今回どうしても先生にお願いしたいことがありまして、
こうしてお手紙を書きました。
単刀直入に言いますと、今、私たちの学校は追い詰められています。
それも、地域の暴力組織によってです。
こうなってしまった事情は、かなり複雑ですが・・・・・・・。
どうやら、私たちの校舎が狙われているようです。
今はどうにか食い止めていますが、
そろそろ弾薬などの補給が底を突いてしまいます・・・・・・・。
このままでは、暴力組織に学校を占領されてしまいそうな状況です。
それで、今回先生にお願いできればと思いました。
先生、どうか私たちの力になっていただけませんか?
「うーん……アビドス高等学校ですか……。」
「うん?どうしたアロナ」
「昔はとても大きな自治区でしたけど、気候の変化で街が厳しい状況になっていると聞きました。どれほど大きいかというと、街のど真ん中で道に迷って遭難する人がいるぐらいだそうです!あはは、まさか、そんなことあるでしょうか……?いくらなんでも街のど真ん中で遭難なんて……。さすがにちょっとした誇張だと思いますが……。」
(なんか…今、立ったような…)
「まあ、それはさておき…とりあえずアビドスに行くか」
アロナの発言でなにかが立ったような気がしたが緊急そうだったのでアビドスに行くことにした。

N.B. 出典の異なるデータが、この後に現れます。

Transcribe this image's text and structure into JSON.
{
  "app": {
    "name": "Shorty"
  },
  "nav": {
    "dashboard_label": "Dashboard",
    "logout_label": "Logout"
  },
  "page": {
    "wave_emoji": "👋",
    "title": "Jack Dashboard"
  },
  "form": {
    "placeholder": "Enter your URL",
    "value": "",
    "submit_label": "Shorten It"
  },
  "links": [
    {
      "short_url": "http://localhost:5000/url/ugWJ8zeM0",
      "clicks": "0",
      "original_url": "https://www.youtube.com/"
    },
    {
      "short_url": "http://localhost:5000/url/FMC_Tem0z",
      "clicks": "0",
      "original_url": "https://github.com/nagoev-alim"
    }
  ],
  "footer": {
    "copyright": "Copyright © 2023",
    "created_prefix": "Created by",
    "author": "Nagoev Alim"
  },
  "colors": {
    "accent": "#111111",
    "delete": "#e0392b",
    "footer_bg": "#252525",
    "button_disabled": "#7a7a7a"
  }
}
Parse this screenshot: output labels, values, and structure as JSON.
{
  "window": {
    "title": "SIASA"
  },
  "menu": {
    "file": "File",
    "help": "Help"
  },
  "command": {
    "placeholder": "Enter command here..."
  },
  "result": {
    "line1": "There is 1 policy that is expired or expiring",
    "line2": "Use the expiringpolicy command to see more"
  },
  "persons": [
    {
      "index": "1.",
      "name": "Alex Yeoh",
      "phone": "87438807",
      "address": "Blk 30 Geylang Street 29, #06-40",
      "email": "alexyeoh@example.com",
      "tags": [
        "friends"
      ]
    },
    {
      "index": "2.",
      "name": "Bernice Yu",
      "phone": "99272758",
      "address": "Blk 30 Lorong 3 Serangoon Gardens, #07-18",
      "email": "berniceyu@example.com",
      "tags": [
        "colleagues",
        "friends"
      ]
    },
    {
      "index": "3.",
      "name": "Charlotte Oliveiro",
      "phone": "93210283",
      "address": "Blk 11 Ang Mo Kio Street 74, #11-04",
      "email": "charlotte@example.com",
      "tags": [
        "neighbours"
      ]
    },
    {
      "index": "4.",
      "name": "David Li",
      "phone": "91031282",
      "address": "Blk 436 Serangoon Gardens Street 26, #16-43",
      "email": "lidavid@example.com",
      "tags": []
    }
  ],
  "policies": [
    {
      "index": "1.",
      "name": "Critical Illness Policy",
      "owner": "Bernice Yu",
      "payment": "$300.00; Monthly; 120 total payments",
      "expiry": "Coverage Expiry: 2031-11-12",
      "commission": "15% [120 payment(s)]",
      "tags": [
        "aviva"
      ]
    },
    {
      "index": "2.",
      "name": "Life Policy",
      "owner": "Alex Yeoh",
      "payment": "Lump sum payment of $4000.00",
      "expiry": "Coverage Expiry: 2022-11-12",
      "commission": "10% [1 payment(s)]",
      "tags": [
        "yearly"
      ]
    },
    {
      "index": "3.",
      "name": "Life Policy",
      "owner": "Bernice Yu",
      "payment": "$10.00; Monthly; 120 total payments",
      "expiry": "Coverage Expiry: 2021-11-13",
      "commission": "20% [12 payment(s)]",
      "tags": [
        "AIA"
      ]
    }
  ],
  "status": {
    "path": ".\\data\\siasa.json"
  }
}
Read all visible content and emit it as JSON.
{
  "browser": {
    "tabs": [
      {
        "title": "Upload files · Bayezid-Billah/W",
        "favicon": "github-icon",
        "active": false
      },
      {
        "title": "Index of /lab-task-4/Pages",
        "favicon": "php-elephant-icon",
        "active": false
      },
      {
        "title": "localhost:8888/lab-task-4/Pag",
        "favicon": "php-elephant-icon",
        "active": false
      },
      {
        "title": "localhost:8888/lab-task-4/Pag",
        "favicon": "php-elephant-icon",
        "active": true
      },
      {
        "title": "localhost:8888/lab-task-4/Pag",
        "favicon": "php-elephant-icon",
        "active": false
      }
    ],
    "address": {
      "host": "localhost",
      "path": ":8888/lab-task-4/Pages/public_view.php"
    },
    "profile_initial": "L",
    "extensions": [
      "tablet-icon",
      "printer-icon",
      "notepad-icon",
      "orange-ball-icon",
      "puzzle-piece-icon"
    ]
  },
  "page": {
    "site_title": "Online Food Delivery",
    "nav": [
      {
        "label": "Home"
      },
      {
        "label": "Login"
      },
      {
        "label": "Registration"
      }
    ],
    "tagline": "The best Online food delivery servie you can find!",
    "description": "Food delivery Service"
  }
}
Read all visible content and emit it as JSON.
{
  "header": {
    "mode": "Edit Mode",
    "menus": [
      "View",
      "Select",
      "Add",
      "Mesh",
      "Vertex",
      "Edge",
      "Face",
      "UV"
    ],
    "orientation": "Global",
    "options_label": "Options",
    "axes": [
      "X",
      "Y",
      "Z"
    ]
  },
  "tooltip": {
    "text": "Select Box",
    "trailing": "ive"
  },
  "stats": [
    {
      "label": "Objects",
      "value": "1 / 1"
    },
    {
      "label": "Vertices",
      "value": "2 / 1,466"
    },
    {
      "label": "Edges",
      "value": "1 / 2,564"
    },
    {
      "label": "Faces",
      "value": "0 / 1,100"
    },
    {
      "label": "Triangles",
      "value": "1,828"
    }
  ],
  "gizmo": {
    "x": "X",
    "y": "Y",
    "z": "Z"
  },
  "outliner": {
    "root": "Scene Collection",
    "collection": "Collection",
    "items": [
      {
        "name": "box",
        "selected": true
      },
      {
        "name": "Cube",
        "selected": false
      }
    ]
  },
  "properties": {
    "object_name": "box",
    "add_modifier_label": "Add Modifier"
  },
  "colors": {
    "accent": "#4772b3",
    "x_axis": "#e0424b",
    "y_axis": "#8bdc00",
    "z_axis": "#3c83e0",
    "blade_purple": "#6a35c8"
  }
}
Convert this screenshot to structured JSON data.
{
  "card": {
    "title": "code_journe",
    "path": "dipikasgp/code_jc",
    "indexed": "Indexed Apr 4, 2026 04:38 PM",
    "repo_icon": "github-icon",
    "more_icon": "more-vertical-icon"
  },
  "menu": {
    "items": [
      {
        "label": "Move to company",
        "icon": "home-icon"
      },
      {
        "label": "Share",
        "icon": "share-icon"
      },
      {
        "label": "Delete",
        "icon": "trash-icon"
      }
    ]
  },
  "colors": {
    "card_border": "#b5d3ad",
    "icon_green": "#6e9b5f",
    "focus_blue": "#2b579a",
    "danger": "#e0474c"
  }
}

「すぐに出発ですか!?さすが、大人の行動力!かしこまりました!すぐに出発しましょう!」
「まあ、一応だけど一階にコンビニがあるから飲み物とか用意しておくか。」
この時の俺は知らなかった。アロナが言った発言が回収されることを。そして後悔した。もう少しちゃんと準備をして出発するべきだったと。
—————
アビドスの自治区に着き。俺は、今、街のど真ん中でぶっ倒れてた。たまに不良が金を出せと言ってきたが制圧していたが今日、限界がきてしまい地面にたおれていた。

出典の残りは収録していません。